Pupil Slicer
Fleshwork
Prosthetic Records
First off can we say it’s great to have the snarling feral beast that is Pupil Slicer back, as they launch into the post hardcore inflected ‘Heather’ they are sounding very punchy with a whole new bass sound courtesy of new addition Luke Booth who favours a more fluid style in contrast to the slap and pop of previous records, this is the first stylistic change you notice, the second thing you notice is that there is more melody in the riffing compared to their past output. This is not to say they aren’t reliably savage, they really are, and Katie Davies’ vocals are just as serrating and acidic as ever, but there is a definite shift in songwriting towards a more solid structure.
Quick-fire hyper blasts ‘Gordian’ and ‘Sacrosant’ are straight up face melters with reverberated clean sung passages and the ghosts of electronic accompaniment haunting the arrangements, this is a recurring theme throughout the record, adding depth and ear candy in exactly the right spots. ‘Innocence’ brings a cathedral echo to a haunting stomp. What this album has in spades is a dystopian atmosphere; it sounds like what would happen if heavy metal was left to rust, in the best possible way, like a vengeful cyborg arising from the scrapheap to exact revenge. The rabid ‘Black Scrawl’ is a nod to the all-out chaos we have come to expect from this band. ‘Nomad’ brings blast beats and blackened drama to the mix alongside that all destroying hardcore stomp this band employs so well.

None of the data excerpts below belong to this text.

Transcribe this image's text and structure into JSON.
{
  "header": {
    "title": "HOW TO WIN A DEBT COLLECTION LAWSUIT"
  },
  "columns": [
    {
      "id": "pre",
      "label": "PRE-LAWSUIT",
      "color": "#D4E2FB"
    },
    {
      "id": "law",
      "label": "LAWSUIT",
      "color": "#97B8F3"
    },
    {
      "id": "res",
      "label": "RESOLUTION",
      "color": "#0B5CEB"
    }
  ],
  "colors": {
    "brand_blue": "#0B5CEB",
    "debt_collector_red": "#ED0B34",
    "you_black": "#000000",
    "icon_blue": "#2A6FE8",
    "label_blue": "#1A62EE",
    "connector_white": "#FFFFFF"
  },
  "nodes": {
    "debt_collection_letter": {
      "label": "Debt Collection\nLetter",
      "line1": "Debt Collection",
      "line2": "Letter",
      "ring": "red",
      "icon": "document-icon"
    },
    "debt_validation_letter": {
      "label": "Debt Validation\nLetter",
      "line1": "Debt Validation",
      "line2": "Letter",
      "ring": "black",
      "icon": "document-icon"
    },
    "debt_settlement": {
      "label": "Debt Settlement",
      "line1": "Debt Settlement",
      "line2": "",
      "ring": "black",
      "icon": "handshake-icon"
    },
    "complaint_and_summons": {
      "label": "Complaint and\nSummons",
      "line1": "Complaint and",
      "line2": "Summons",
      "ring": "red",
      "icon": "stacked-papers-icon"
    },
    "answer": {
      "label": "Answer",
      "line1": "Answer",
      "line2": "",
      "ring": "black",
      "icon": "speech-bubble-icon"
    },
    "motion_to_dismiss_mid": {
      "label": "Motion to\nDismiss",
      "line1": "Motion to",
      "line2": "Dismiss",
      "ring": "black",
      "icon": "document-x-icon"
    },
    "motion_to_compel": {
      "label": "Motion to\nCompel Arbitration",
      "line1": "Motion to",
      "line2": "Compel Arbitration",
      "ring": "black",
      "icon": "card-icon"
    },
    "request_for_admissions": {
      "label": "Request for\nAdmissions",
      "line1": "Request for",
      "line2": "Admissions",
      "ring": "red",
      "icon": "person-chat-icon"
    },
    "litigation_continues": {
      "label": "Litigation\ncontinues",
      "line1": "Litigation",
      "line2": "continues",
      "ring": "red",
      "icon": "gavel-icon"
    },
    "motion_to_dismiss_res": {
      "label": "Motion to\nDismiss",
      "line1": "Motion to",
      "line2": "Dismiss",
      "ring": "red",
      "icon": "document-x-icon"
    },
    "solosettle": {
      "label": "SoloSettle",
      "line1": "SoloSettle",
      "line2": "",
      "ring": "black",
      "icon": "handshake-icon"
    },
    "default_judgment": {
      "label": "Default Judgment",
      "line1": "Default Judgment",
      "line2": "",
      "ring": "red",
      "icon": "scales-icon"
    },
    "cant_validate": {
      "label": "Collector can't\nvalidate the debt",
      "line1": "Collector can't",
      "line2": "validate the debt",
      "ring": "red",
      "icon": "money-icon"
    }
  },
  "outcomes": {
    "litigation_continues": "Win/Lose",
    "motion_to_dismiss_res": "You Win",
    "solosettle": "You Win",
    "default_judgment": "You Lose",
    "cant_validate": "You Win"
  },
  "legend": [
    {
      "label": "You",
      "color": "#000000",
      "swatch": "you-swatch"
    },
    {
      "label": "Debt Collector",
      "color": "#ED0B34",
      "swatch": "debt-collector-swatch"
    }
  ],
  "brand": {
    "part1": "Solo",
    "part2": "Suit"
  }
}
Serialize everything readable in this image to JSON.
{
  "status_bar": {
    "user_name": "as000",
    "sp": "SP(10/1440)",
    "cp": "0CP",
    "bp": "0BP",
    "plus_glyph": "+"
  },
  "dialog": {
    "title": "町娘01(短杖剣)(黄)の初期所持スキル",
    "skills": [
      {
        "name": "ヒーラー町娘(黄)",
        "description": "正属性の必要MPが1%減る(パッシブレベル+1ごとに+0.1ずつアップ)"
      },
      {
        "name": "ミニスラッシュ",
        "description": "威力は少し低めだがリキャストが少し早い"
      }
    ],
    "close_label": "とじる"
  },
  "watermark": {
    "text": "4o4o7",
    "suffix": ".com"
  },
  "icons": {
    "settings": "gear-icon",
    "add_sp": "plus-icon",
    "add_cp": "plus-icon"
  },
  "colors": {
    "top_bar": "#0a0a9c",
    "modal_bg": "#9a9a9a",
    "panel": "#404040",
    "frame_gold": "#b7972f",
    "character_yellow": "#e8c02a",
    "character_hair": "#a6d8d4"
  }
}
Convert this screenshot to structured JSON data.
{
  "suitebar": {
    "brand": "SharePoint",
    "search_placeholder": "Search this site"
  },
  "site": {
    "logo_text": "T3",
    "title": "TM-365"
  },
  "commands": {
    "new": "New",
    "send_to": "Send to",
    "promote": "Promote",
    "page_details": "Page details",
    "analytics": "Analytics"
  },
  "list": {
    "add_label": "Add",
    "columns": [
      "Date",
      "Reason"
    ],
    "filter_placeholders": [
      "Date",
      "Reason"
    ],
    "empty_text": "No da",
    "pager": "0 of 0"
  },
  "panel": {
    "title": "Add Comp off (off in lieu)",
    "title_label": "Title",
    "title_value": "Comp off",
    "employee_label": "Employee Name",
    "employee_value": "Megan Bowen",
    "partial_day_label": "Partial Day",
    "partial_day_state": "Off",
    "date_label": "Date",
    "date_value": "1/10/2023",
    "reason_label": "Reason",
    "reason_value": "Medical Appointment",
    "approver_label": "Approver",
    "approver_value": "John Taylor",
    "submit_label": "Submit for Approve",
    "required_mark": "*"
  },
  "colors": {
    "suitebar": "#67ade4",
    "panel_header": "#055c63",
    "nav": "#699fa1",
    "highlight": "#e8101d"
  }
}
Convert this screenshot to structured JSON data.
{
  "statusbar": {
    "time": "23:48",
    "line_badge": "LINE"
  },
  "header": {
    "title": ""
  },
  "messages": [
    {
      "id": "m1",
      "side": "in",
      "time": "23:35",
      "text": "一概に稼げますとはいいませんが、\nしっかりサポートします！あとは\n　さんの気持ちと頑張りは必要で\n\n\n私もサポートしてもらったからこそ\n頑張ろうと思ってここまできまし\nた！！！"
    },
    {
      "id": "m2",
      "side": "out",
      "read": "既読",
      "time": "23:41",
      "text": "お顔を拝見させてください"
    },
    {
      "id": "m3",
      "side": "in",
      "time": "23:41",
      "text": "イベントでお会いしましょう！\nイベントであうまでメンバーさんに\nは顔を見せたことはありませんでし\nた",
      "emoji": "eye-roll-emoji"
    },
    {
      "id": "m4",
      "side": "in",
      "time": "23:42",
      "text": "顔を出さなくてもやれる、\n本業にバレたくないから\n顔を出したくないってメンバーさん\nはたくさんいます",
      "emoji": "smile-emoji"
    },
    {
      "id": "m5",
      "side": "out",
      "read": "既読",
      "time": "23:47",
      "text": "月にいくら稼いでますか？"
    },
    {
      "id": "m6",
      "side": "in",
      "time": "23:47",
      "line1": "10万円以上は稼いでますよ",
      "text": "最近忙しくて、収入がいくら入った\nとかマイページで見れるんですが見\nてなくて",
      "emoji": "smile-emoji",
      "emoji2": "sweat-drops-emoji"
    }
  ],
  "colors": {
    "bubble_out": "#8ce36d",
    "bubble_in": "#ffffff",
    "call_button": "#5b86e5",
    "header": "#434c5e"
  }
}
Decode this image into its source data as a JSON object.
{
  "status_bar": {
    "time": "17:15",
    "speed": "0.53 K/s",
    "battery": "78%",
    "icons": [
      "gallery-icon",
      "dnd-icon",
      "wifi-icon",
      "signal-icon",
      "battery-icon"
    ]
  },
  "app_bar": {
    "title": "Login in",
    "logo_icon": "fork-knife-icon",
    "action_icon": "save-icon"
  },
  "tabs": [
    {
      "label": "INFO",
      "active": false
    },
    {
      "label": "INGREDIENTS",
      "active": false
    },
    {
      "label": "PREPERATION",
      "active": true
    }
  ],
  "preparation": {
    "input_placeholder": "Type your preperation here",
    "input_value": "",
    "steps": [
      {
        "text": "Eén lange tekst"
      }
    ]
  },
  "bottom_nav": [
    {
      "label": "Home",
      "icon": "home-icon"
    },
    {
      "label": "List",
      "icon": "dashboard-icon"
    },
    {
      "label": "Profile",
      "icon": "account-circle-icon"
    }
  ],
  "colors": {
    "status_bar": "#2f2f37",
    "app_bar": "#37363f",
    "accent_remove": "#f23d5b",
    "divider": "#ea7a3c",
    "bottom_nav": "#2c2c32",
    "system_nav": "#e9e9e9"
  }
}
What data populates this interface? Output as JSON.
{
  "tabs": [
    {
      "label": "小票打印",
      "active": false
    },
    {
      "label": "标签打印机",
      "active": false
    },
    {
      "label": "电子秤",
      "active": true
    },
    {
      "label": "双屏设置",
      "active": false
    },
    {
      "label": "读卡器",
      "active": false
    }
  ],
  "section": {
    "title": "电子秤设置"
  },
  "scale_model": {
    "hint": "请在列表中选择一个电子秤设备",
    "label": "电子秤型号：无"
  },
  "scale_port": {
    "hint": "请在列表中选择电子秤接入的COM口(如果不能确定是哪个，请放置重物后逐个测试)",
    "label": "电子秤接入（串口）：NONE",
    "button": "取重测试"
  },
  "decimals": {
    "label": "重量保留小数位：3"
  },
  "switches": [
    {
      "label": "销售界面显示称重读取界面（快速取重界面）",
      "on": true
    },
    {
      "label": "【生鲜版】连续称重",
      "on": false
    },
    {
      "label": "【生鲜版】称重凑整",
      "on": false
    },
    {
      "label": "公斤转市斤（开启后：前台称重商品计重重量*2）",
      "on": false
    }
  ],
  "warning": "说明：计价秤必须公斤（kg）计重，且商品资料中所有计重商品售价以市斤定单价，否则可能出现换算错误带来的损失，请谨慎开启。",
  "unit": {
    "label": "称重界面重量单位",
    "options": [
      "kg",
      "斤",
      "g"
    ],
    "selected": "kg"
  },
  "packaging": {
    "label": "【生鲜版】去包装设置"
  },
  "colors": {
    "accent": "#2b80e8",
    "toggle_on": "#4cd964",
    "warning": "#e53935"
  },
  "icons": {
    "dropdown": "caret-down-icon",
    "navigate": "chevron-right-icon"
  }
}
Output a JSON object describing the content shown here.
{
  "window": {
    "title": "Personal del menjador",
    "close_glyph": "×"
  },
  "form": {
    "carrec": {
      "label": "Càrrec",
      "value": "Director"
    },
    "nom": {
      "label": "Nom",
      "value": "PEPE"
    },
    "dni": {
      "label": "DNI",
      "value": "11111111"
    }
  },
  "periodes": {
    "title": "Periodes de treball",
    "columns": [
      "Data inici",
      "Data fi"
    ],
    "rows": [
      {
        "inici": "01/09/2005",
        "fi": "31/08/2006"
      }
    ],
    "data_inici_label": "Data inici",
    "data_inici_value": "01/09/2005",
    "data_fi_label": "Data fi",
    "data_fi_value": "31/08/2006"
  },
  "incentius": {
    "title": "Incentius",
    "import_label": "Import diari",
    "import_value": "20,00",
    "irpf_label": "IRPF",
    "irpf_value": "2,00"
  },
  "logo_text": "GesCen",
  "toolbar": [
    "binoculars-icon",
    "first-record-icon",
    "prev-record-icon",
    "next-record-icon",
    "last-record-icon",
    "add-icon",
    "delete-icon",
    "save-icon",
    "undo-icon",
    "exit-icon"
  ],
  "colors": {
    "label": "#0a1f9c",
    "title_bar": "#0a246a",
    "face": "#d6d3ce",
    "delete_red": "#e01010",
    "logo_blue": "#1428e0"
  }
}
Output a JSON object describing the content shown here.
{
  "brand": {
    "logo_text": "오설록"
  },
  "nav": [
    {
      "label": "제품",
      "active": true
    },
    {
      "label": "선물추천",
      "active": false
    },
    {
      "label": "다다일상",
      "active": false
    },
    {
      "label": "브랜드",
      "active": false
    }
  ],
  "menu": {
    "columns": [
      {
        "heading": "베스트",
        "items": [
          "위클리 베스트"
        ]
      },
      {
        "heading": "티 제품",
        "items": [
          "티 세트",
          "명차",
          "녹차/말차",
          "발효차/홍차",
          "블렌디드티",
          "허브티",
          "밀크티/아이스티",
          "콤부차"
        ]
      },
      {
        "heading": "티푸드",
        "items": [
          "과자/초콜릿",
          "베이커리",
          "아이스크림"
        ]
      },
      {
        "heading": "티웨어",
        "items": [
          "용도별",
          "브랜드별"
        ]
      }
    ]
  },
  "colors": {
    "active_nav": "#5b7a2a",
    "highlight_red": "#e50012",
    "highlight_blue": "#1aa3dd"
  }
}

The monolithic riffs of Fleshwork are well established in this reviewer’s brain as being some of the widest, most forceful and satisfying grooves of 2025. This track is an absolute beast and will be on heavy rotation for the foreseeable future, once again employing arpeggiated synth passages right in the back of the mix to subliminally lift the track in such a clever way. ‘White Noise’ almost sounds happy next to the rest of the record with its shoegaze adjacent wanderings, and it’s a well-programmed piece of fractured beauty amidst the devastation. It’s then down to ‘Cenote’ to take us home in all of its immersive glory. This album is such a welcome return for a band whose slice just got a whole lot sharper and more precise, but way deadlier for it.